Ein weiteres ganz großes Glanzlicht tischt uns der einstige Kaiser mit 'Astero Ton Proinon' auf, das einen eindrucksvollen Bogen vom ruhigen, beschaulichen Abschnitt mit eigenwilligem Gesang und ebensolcher Instrumentierung bis zum majestätisch-getragenen Black-Metal-Ausbruch schlägt. Sicher gewöhnungsbedürftig, aber doch ganz groß. 'Panem Et Circenses' paart klassische EMPEROR-Gitarrenfragmente, mit erneuten KING DIAMOND-Anklängen, neoklassischen Orchestrierungen und ein wenig Raserei, während 'And He Shall Walk In Empty Places' IHSAHN noch einmal sehr nahe an die Black-Metal-Legende rückt, ohne dabei auf Passagen zu verzichten, die man in dieser Weise noch nicht vom Protagonisten gehört hat. Mit 'Will You Love Me Now?' wagt sich der Meister gar an so etwas wie eine "Fast-Ballade", die auf eigenwillige Art zwischen aggressiver Düsternis und träumerischer Eleganz pendelt. Meist in getragenem Tempo mit einigen wohl dosierten Ausbrüchen. Die Scheibe wird schließlich vom mächtig episch angelegten 'The Pain Is Still Mine' abgeschlossen, das zunächst von ausladenden Keyboardteppichen eingeleitet wird, bevor majestätische Gitarren in getragenem Tempo die Epik noch mehr unterstreichen. Auch hier finden wir zarte Berührungen zum EMPEROR-Stil, viel klassische, verträumte Piano-Arbeit und den einen oder anderen Schlenker hin zu traditionell-metallischen Riffs und Hooks.

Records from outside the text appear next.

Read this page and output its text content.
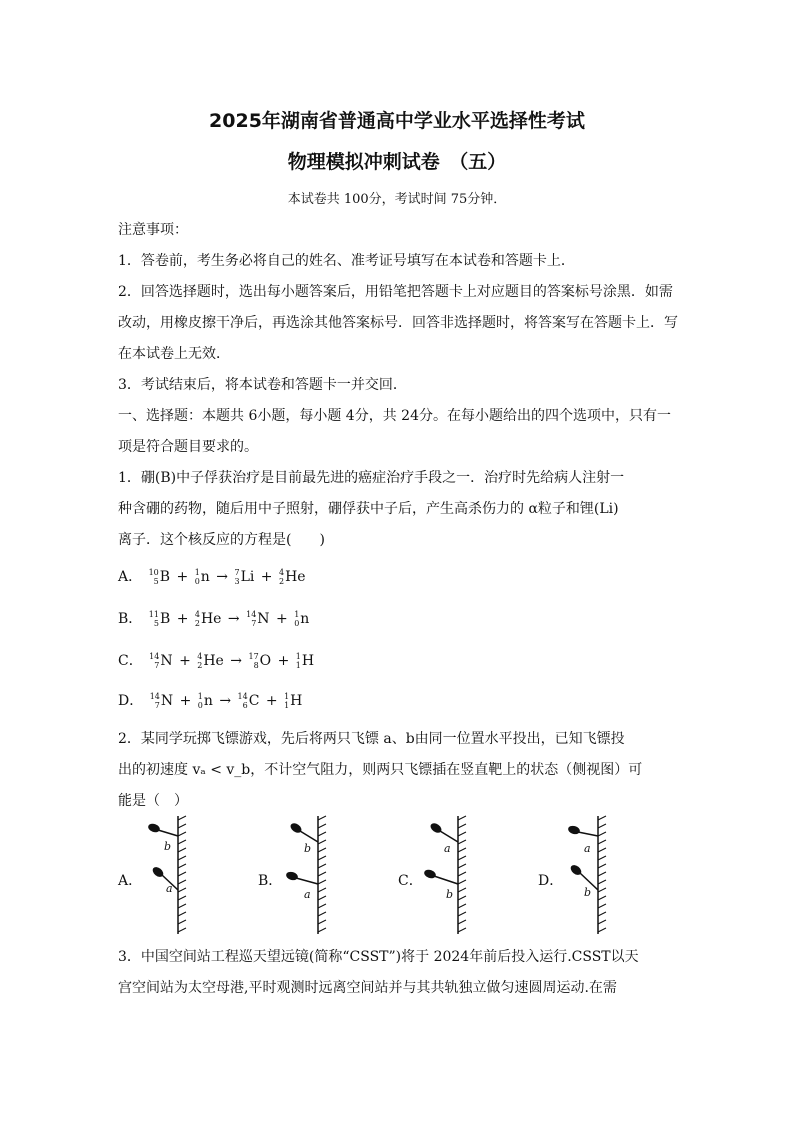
2025年湖南省普通高中学业水平选择性考试
物理模拟冲刺试卷　（五）
本试卷共 100分，考试时间 75分钟．
注意事项：
1．答卷前，考生务必将自己的姓名、准考证号填写在本试卷和答题卡上．
2．回答选择题时，选出每小题答案后，用铅笔把答题卡上对应题目的答案标号涂黑．如需
改动，用橡皮擦干净后，再选涂其他答案标号．回答非选择题时，将答案写在答题卡上．写
在本试卷上无效．
3．考试结束后，将本试卷和答题卡一并交回．
一、选择题：本题共 6小题，每小题 4分，共 24分。在每小题给出的四个选项中，只有一
项是符合题目要求的。
1．硼(B)中子俘获治疗是目前最先进的癌症治疗手段之一．治疗时先给病人注射一
种含硼的药物，随后用中子照射，硼俘获中子后，产生高杀伤力的 α粒子和锂(Li)
离子．这个核反应的方程是(　　)
A． 10
5 B + 1
0 n → 7
3 Li + 4
2 He
B． 11
5 B + 4
2 He → 14
7 N + 1
0 n
C． 14
7 N + 4
2 He → 17
8 O + 1
1 H
D． 14
7 N + 1
0 n → 14
6 C + 1
1 H
2．某同学玩掷飞镖游戏，先后将两只飞镖 a、b由同一位置水平投出，已知飞镖投
出的初速度 vₐ < v_b，不计空气阻力，则两只飞镖插在竖直靶上的状态（侧视图）可
能是（　）
A．
b
a	B．
b
a
C．
a
b
D．
a
b
3．中国空间站工程巡天望远镜(简称“CSST”)将于 2024年前后投入运行.CSST以天
宫空间站为太空母港,平时观测时远离空间站并与其共轨独立做匀速圆周运动.在需
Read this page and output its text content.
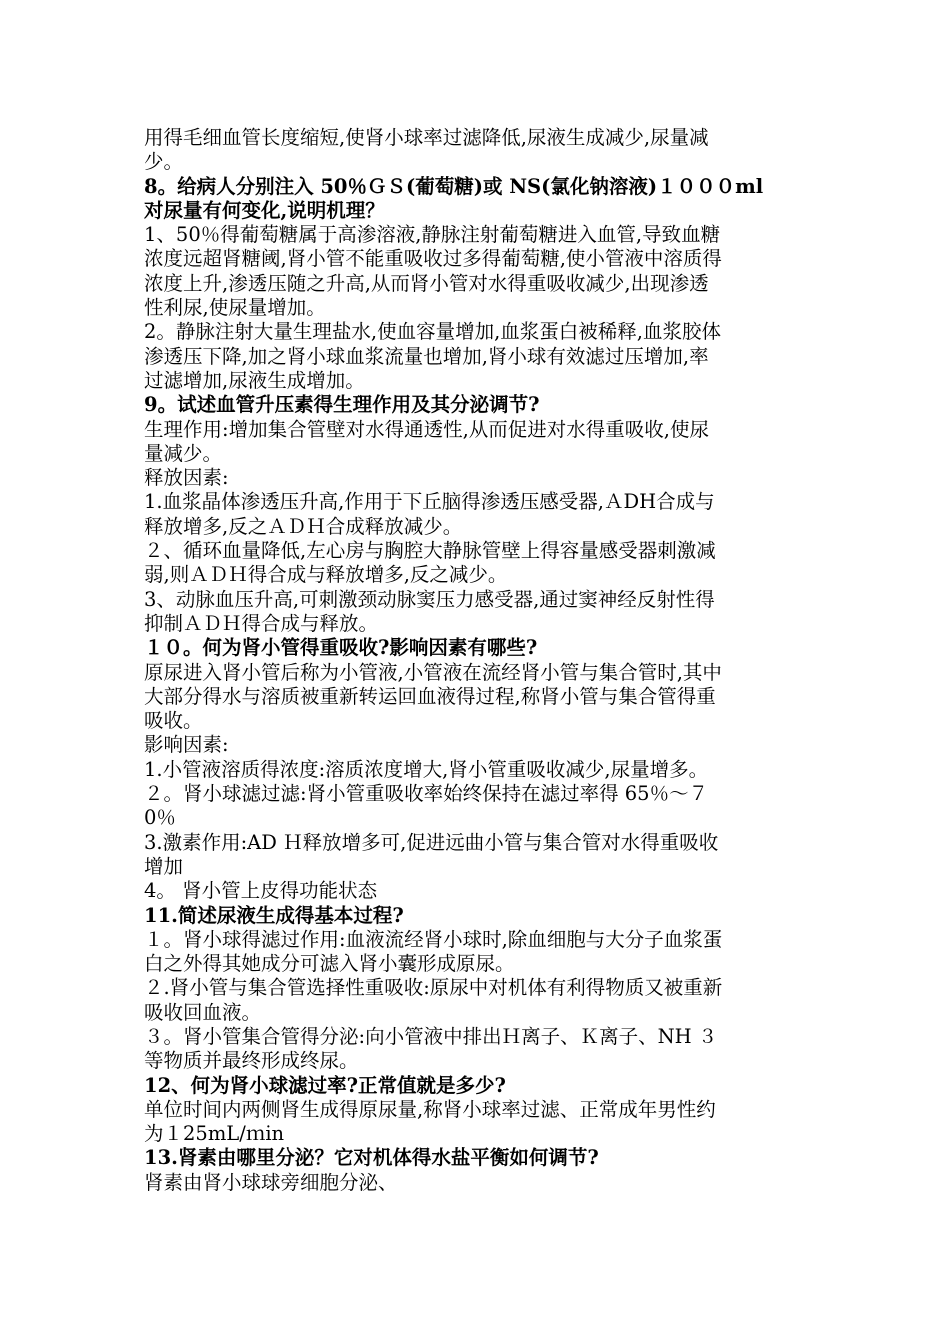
用得毛细血管长度缩短,使肾小球率过滤降低,尿液生成减少,尿量减
少。
8。给病人分别注入 50％ＧＳ(葡萄糖)或 NS(氯化钠溶液)１０００ml
对尿量有何变化,说明机理？
1、50％得葡萄糖属于高渗溶液,静脉注射葡萄糖进入血管,导致血糖
浓度远超肾糖阈,肾小管不能重吸收过多得葡萄糖,使小管液中溶质得
浓度上升,渗透压随之升高,从而肾小管对水得重吸收减少,出现渗透
性利尿,使尿量增加。
2。静脉注射大量生理盐水,使血容量增加,血浆蛋白被稀释,血浆胶体
渗透压下降,加之肾小球血浆流量也增加,肾小球有效滤过压增加,率
过滤增加,尿液生成增加。
9。试述血管升压素得生理作用及其分泌调节?
生理作用:增加集合管壁对水得通透性,从而促进对水得重吸收,使尿
量减少。
释放因素:
1.血浆晶体渗透压升高,作用于下丘脑得渗透压感受器,ＡDH合成与
释放增多,反之ＡＤＨ合成释放减少。
２、循环血量降低,左心房与胸腔大静脉管壁上得容量感受器刺激减
弱,则ＡＤＨ得合成与释放增多,反之减少。
3、动脉血压升高,可刺激颈动脉窦压力感受器,通过窦神经反射性得
抑制ＡＤＨ得合成与释放。
１０。何为肾小管得重吸收?影响因素有哪些?
原尿进入肾小管后称为小管液,小管液在流经肾小管与集合管时,其中
大部分得水与溶质被重新转运回血液得过程,称肾小管与集合管得重
吸收。
影响因素:
1.小管液溶质得浓度:溶质浓度增大,肾小管重吸收减少,尿量增多。
２。肾小球滤过滤:肾小管重吸收率始终保持在滤过率得 65％～７
0％
3.激素作用:AD Ｈ释放增多可,促进远曲小管与集合管对水得重吸收
增加
4。 肾小管上皮得功能状态
11.简述尿液生成得基本过程?
１。肾小球得滤过作用:血液流经肾小球时,除血细胞与大分子血浆蛋
白之外得其她成分可滤入肾小囊形成原尿。
２.肾小管与集合管选择性重吸收:原尿中对机体有利得物质又被重新
吸收回血液。
３。肾小管集合管得分泌:向小管液中排出Ｈ离子、Ｋ离子、NH ３
等物质并最终形成终尿。
12、何为肾小球滤过率?正常值就是多少?
单位时间内两侧肾生成得原尿量,称肾小球率过滤、正常成年男性约
为１25mL/ｍin
13.肾素由哪里分泌？它对机体得水盐平衡如何调节?
肾素由肾小球球旁细胞分泌、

Während also das IHSAHN-Debüt keineswegs als absolut konsequente EMPEROR-Fortsetzung durchgeht, finde ich in "The Adversary" doch sehr viel von dem wieder, was ich an EMPEROR so gerne gemocht habe. Die neuen Elemente und Facetten stammen ebenfalls aus musikalischen Bereichen (Prog, Avantgarde, Psychedelic Rock und klassischer Metal), mit denen ich persönlich sehr viel anfangen kann, so dass mich diese Scheibe wirklich auf ganzer Linie überzeugt. Dies um so mehr, wenn man bedenkt, dass Ihsahn mit Ausnahme des Schlagzeugs für alle Instrumente und Gesangsparts selbst verantwortlich war. Was ich zudem besonders positiv bewerte, ist die Tatsache, dass es hier trotz aller Progressivität gelingt, das komplexe Ganze mit sehr vielen Hooks zu versehen, die "The Adversary" beachtlich schneller fassbar werden lassen und etwas weniger anstrengend gestalten als noch "Prometheus".
Anspieltipps: Invocation, Called By The Fire, Homecoming, Astera Ton Proinon, The Pain Is Still Mine.